The fact that this historic day of action had failed to move the government left the unions in a quandary: what to do next?
The end of the dispute
Attempts to organise further days of action petered out. The dispute dragged on with only a few local actions occurring. COHSE called a delegates’ conference for 14 December to discuss the possibility of an all-out strike. In reality the split in the nursing profession between the RCN and the TUC unions had undermined the possibility of further action. Most of the action had been carried out by the other health workers. As one participant commented:
‘There was considerable resentment among the ancillaries about the nurses. The press had gone on about the nurses this the nurses that. The cleaners knew that they had stayed solid for months. Most of the nurses had crossed the picket line time after time. The cleaners felt used’.
Many of the nurses did however recognise the contribution to the dispute by other NHS workers:
‘The ancillary workers are helping us by taking action, as well as themselves…
Nurses do not have the power to fight the government on their own, they need other workers’.
By December the RCN was effectively leading the dispute with most of the discussion centred on the establishing of the PRB, which the TUC unions still rejected. The government improved its offer to 12.3% for nurses over 2 years with 7.5% to be received in the current year, and the promise of a pay review body for 1984. The RCN put the offer to its members, 80% of whom accepted. NUPE and COHSE tried to scupper the deal by recommending to its members 6.5% for the coming year without any conditions for future years. The membership rejected this. NUPE and COHSE also found themselves outvoted in the TUC health services committee where each member (14 in all) had one vote even though NUPE and COHSE represented the majority of health service workers between them. Furthermore the RCN and the other professional bodies such as the Royal College of Midwives had a slender majority on the national negotiating committee, the Whitley Council. NUPE and COHSE had been effectively outmanoeuvred. Ancillary staff received a 10.5 % deal over 2 years, receiving 6% in the current year. Both pay deals were only backdated to July even though the date for a new pay rise was the 1 April. No doubt this was an extra punishment for a workforce that had fought for a living wage.
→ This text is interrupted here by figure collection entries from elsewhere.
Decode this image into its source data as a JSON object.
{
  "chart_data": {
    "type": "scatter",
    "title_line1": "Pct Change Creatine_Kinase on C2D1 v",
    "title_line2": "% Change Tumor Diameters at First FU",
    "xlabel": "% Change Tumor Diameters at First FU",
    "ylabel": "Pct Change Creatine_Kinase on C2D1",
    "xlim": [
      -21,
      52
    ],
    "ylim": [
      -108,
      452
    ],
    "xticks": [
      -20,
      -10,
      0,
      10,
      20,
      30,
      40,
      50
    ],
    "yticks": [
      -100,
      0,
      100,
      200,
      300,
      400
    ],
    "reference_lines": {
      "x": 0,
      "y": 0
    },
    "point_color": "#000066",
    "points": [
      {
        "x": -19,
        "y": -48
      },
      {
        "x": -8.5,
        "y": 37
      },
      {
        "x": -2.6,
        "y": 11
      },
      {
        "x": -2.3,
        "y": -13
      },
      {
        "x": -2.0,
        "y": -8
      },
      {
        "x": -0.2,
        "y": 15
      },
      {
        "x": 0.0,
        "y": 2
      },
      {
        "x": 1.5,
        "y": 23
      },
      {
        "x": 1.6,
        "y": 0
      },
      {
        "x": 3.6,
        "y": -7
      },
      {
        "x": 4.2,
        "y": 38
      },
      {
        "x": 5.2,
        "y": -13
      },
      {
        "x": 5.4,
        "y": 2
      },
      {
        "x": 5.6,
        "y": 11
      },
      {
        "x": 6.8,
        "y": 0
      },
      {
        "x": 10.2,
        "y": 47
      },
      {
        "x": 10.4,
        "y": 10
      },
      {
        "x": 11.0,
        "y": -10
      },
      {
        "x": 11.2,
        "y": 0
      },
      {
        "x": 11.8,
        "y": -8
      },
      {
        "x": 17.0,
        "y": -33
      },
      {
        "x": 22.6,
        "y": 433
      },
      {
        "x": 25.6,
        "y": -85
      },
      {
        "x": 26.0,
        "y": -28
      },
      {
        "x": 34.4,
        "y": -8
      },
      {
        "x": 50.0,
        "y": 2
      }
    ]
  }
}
The conservative government won the 1983 general election and the PRB was set up. Nurses were awarded between 9 and 14% in 1985 and 8% the following year. Work done by ancillary workers (porters, cleaners) were increasingly privatised with two thirds of contracts awarded to private contractors by the end of 1984. This section of the workforce was reduced by 40,000 by 1988. COHSE’s membership had peaked at 231,000 in 1982 had fallen to 218,000 by 1988. The RCN membership which had been 162,000 in 1979 reached 282,000 in 1988.
Christopher Hart, Behind the Mask: Nurses, their Unions and Nursing Policy, London 1994
Jonathan Neale, Memoirs of a Callous Picket, London, 1983
Trevor Clay Nurses, Power and Politics, London, 1987
Mick Carpenter, Working for Health: the History of COHSE, London 1988
Lifted from ‘The NHS is 60‘, a collection of radical articles on health, working in the health service and the history of the NHS, published in 2008 by the Radical History Network of North-East London
According to the COHSE history blog,
“Wednesday 22 September 1982 was one of the largest acts of solidarity in the British trade union history, with millions on strike and a national rally in London with 120,000 taking part. There were demonstrations in the following towns (not full list)
St Helens 2,000
Milton Keynes 1,200
Kings Lynn 300
There were also many rallies/marches in London eg in Hackney and Hillingdon.”